The mood at Raisina Hill, the place which houses the power centres — the Prime Ministers Office, and the ministries of Home, Defence, and Finance — and leads to the Rashtrapati Bhavan was of anger and distress as the citizens sought justice.

In a show of strength, of solidarity, the people of Delhi have come together as one, to protest against the rising incidences of violence against women across the country.

Reflecting the anger and dismay, people from all walks of life came together against the Government and police inaction following the horrific gang-rape of a 23-year-old paramedic student on a running bus in Delhi on Sunday night.
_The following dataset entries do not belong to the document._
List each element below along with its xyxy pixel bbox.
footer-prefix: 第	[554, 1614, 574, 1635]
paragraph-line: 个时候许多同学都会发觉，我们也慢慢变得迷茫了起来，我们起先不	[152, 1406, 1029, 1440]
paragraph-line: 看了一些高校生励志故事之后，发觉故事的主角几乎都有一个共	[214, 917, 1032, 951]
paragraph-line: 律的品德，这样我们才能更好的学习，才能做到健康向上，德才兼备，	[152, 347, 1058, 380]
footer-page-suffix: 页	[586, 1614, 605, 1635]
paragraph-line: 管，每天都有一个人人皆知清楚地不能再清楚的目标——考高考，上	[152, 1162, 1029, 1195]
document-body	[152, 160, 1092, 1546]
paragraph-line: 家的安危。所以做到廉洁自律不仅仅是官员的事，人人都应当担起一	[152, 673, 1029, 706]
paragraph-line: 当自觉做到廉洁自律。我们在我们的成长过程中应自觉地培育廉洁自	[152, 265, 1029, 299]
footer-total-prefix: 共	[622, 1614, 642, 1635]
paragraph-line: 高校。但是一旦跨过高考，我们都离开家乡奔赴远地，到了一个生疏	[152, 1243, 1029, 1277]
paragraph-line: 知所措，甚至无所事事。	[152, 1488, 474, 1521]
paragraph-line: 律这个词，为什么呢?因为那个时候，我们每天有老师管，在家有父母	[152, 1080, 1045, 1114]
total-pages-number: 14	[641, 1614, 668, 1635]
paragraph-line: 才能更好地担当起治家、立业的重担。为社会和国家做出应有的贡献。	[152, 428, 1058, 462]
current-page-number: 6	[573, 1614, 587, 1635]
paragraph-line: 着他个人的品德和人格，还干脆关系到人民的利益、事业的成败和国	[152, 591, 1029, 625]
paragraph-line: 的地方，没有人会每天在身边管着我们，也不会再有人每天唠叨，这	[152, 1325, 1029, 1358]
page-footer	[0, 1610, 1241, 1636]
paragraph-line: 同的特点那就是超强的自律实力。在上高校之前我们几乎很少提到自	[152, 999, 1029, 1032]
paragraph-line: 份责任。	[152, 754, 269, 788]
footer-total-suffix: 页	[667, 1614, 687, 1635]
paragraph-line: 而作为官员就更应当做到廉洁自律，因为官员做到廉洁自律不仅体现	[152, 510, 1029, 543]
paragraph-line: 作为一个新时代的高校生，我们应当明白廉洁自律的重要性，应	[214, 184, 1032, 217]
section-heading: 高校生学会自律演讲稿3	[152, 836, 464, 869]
The crowd’s calls for justice reverberated across various groups that joined the protests, which first started on Tuesday. The demand for answers has picked up over the last few days.

While the demonstration largely consisted of student bodies such as the All-India Students’ Association and the Akhil Bharatiya Vidyarthi Parishad, as well as unaffiliated youngsters, many other citizens also joined the spontaneous protest.

The Aam Aadmi Party and some NGOs also marked their presence in the crowd.

Undeterred by lathi-charge, teargas and water cannons, the protestors called not just for justice but also for response from UPA Chairperson Sonia Gandhi and Rahul Gandhi, raising slogans asking “Where is Rahul Gandhi?”

They also called for the State to do away with the pacifist treatment of such crimes and criminals and raised slogans calling for capital punishment. However, some other groups stood staunchly against death for rapists and called for other punishments such as chemical castration.

In a sea of white-hot anger, right in the centre of the agitated protestors, a group of students formed an island of mute protest, holding candles and placards calling for an end to violence against women, but against capital punishment.

In a strong message, one poster read, “Wherever I go, Whatever I wear, Yes means yes, No means no.”